We know the benefits associated with living in nature and the outdoors is well documented. We also know that, for some reason, some people are more inclined to a life in the outdoors than others. One reason that has not been explored much is the genetics influences people’s desire for nature.
In 1986, biologist E.O. Wilson proposed that humans have the natural desire to be in nature. In recent times, the world is becoming rapidly urbanized. Despite the benefits associated with living in natural environments, most people are ditching the great outdoors for city life. Nonetheless, the inherent desire to be in nature is exhibited in many ways, including visits to parks and gardens. Some people spend considerable amount of time with nature.

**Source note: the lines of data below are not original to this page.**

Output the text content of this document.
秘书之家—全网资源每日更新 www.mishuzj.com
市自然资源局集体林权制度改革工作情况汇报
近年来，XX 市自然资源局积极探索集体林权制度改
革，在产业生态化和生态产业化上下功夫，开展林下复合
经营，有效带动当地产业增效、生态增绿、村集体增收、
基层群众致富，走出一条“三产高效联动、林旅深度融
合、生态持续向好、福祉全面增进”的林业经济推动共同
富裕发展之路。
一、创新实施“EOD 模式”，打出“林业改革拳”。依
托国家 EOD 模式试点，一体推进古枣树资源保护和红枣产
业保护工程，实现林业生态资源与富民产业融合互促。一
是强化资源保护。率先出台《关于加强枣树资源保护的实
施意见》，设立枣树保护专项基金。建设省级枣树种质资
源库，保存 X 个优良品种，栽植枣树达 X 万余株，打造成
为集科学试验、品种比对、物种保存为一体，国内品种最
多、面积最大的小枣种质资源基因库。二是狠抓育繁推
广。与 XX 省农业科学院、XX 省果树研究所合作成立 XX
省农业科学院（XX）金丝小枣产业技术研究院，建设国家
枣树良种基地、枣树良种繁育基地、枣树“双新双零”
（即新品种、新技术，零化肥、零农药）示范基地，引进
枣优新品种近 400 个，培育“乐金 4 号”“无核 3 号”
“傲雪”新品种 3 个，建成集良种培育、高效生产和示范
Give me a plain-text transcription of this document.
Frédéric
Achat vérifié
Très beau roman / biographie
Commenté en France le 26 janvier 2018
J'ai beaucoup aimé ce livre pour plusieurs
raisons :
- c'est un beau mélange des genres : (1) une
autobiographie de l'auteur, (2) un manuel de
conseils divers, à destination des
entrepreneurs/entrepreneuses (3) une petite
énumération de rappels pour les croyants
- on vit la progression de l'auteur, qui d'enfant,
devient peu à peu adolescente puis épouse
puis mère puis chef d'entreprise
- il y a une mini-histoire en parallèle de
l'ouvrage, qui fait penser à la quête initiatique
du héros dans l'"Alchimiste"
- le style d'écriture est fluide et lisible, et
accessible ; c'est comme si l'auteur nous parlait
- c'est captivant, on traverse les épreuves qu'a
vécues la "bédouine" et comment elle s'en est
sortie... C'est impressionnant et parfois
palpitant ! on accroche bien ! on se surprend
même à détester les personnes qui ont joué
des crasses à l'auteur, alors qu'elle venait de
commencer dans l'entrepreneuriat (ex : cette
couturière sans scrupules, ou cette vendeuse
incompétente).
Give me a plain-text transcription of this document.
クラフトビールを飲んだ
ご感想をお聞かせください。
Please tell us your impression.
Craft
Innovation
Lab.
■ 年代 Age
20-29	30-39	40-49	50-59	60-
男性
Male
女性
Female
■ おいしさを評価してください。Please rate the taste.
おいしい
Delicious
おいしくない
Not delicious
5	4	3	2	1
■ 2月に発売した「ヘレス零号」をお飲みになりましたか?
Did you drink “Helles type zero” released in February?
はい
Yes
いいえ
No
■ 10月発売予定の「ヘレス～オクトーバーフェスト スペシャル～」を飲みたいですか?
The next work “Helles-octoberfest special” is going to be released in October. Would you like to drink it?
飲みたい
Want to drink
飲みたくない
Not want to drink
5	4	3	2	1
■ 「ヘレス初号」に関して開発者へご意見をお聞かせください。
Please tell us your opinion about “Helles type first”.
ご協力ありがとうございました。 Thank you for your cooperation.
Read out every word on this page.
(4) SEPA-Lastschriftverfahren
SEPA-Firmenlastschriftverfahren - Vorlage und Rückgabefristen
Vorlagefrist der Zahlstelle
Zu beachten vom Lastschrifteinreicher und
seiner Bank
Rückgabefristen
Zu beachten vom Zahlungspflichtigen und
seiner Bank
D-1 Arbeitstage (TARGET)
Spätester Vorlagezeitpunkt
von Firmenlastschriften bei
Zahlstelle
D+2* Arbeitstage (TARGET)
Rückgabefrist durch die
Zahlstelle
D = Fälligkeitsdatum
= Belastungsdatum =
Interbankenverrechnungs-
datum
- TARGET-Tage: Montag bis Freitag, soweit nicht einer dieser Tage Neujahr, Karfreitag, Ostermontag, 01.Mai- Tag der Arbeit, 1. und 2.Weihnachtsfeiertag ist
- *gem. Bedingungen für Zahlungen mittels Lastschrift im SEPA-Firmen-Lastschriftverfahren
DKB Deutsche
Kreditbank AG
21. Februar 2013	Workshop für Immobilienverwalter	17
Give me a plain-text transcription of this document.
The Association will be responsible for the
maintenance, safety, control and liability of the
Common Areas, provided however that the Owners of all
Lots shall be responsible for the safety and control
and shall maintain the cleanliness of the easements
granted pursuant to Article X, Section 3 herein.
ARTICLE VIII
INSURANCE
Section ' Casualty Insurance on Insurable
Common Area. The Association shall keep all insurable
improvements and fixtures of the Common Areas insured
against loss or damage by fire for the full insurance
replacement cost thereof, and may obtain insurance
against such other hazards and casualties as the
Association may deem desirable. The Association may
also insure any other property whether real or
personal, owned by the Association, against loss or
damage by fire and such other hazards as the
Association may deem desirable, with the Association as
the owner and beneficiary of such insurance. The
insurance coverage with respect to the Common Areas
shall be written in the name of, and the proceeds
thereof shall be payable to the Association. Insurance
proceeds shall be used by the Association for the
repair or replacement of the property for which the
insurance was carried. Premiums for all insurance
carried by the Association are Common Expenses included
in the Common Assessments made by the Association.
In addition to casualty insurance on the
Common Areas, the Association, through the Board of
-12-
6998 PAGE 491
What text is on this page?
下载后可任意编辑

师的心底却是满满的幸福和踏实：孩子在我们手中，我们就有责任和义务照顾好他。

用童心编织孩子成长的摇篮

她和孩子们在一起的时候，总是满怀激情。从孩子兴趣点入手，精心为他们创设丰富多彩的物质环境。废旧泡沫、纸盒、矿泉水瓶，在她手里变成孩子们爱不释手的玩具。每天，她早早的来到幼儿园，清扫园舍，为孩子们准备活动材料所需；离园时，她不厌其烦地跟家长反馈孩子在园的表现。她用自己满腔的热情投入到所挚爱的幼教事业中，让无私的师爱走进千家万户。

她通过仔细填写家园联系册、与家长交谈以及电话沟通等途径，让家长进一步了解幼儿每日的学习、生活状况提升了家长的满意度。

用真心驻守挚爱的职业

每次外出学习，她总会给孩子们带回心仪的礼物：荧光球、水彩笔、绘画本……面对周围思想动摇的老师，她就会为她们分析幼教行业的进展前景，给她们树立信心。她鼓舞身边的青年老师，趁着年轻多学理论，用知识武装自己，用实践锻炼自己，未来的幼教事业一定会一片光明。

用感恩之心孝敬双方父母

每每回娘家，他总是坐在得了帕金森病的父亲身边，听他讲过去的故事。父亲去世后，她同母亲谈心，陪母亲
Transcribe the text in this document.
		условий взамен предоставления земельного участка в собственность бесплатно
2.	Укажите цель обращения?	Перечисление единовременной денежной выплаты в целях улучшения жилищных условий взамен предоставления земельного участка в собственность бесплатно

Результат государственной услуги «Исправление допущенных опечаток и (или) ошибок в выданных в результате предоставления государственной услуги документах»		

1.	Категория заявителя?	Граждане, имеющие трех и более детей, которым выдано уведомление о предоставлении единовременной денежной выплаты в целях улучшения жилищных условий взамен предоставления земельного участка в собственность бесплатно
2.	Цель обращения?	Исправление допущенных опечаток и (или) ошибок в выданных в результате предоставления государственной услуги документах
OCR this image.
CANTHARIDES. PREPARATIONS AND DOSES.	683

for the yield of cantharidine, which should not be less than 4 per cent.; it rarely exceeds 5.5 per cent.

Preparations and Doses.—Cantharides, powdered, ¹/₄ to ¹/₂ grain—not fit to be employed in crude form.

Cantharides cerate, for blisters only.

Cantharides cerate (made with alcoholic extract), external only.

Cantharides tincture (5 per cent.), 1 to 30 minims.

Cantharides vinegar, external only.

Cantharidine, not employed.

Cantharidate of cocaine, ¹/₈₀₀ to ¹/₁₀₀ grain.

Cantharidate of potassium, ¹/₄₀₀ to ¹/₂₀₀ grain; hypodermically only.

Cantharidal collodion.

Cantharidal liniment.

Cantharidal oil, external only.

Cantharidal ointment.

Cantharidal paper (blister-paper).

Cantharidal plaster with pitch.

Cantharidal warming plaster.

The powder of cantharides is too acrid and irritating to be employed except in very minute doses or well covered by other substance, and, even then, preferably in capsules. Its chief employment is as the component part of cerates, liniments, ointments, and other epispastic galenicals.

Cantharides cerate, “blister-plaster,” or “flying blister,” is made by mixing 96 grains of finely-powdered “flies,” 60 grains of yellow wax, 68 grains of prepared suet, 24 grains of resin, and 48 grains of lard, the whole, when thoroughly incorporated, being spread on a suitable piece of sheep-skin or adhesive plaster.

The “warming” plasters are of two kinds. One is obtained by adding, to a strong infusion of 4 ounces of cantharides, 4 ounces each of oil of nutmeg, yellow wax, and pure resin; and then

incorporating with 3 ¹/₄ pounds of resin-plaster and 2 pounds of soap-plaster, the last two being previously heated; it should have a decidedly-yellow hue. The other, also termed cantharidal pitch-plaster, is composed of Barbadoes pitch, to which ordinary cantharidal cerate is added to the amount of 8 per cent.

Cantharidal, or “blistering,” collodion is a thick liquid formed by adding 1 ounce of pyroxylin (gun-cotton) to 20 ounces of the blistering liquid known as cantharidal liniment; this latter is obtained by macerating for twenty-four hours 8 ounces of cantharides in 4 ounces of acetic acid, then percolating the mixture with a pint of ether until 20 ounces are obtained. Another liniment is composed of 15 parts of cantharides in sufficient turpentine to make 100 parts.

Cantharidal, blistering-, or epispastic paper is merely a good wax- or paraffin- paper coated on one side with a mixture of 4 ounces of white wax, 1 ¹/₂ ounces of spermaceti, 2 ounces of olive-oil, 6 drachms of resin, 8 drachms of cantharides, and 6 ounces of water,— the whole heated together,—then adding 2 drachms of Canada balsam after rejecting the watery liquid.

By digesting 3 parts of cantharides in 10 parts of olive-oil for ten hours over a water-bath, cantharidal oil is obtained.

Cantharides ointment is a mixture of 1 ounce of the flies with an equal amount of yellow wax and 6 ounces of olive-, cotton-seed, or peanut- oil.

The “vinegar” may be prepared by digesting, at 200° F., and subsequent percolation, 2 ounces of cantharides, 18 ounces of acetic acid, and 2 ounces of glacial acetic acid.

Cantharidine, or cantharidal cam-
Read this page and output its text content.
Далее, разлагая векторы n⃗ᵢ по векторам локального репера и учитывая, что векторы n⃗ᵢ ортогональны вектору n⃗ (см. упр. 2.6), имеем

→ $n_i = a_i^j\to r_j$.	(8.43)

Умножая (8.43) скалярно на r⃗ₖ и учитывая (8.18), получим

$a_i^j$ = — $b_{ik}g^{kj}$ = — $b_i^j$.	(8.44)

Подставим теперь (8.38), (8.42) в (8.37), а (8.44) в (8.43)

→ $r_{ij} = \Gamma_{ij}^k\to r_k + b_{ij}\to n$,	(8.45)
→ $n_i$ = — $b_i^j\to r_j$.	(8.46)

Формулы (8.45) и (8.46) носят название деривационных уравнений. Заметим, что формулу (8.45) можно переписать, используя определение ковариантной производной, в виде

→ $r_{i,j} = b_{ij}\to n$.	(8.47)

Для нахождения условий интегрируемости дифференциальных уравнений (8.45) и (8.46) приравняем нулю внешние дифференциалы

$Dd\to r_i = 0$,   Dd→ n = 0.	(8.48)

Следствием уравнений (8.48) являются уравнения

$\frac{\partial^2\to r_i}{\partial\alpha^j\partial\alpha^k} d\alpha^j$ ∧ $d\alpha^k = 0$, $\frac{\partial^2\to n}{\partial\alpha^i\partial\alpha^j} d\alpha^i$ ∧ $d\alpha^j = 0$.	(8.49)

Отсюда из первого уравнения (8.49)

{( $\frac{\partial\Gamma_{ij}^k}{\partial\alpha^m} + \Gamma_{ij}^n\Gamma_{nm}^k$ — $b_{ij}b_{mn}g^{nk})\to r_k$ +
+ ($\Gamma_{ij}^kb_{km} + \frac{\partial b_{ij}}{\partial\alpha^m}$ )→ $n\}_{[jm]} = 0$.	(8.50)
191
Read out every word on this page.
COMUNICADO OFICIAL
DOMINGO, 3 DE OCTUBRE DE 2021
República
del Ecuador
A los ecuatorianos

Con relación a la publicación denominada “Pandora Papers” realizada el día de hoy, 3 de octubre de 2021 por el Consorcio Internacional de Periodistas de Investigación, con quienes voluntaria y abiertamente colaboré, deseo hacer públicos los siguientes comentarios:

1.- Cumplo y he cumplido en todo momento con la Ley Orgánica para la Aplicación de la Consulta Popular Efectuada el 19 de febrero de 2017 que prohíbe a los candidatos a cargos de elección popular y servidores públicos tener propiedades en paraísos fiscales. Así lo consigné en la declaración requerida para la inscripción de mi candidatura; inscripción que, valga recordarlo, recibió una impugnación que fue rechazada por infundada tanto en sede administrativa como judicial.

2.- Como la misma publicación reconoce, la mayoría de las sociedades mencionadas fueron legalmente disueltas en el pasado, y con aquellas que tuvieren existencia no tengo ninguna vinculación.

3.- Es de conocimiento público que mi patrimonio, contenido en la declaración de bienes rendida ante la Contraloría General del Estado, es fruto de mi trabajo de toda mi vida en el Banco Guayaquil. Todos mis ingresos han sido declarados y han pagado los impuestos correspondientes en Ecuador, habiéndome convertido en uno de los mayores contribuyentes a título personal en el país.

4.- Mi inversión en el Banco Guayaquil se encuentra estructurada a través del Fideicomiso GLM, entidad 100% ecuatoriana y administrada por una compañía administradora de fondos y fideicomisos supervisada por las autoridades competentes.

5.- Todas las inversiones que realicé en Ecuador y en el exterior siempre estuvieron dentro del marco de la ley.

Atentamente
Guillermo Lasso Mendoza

Scientists at the National University of Singapore, in a paper, sought to find out the possible genetic and environmental influences in people’s nature orientation, opportunity (living in less urbanized areas), and different dimensions of nature experience (frequency and duration of public nature space visits and frequency and duration of garden visits). The research found that a person’s desire for nature is associated with moderate heritability of nature orientation (46%) and nature experiences (48% for frequency of public nature space visits, 34% for frequency of garden visits, and 38% for duration of garden visits) and show their genetic components partially overlap. Another factor that influences the desire to be in nature include the level of urbanization of home district.
This research has opened a new dimension for researchers to explore the specifics of people-nature interactions.